Kelly faces multiple federal racketeering and sex trafficking charges, including violations of the Mann Act, which prohibits trafficking people across state lines for prostitution or sexual activity.
He's being held without bail in federal prison in Chicago, where he also faces federal and state charges. He has pleaded not guilty to all charges. Prosecutors said at the hearing Wednesday they expect Kelly to be moved to a facility in New York shortly before his Brooklyn trial begins.
Greenberg said he and Leonard received a document from someone "claiming to be power of attorney" for Kelly last week, and that when the attorneys went to talk to Kelly, "he wouldn't meet with us." Donnelly said she had not received notification that the attorneys had been terminated.
Greenberg said at the hearing that after he and Leonard filed a motion to withdraw, he received an email from Kelly "indicating that he did not want us to continue on the matter."
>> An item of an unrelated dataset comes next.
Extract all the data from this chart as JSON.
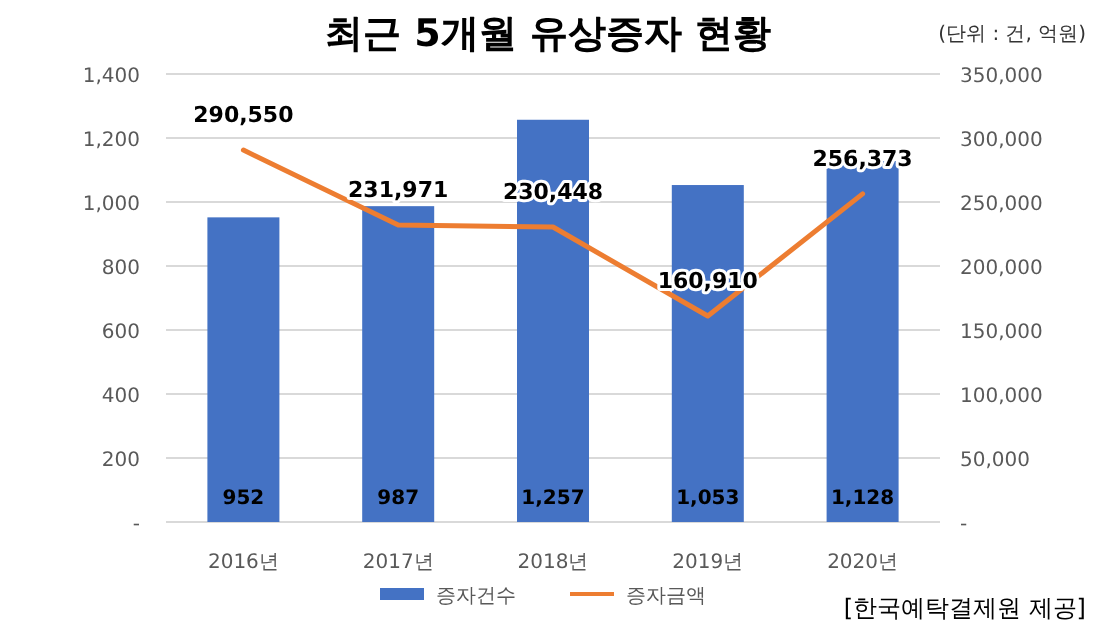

Kelly confirmed to US District Judge Ann Donnelly that his wish was to continue forward with Becker and Farinella.
"I apologize for the confusion," Kelly said. "I'm thankful that you're giving me a chance to say something about it."
Kelly was quickly cut off by Donnelly, who warned him to consult with his lawyers before speaking.
Donnelly also asked Greenberg and Leonard to file a motion outlining any other concerns they have with Kelly's current legal representation.
Greenberg also cited concerns that involve health matters of one of the attorneys who would remain on Kelly's team.
"It came down to the point where we were discussing witness assignments. Frankly, everyone wants to do opening, everyone wants to do closing and that just can't be because there's just one of each," Greenberg said. "We also have some concerns with certain of the members of the defense have documented some mental health issues where they can't deal with stress. We didn't want to give them the most important witnesses because ... they shut down in those situations."
Farinella, in response to Greenberg's assertion, sent this statement to CNN: "My mental health problems from over a decade ago and the resulting disciplinary matter have nothing to do with this case or my ability to effectively and competently represent Mr. Kelly."
Donnelly will need to approve of the change in Kelly's legal team but said that she would not further delay the trial. Jury questioning is scheduled to begin on August 9 and the trial is scheduled to begin on August 11.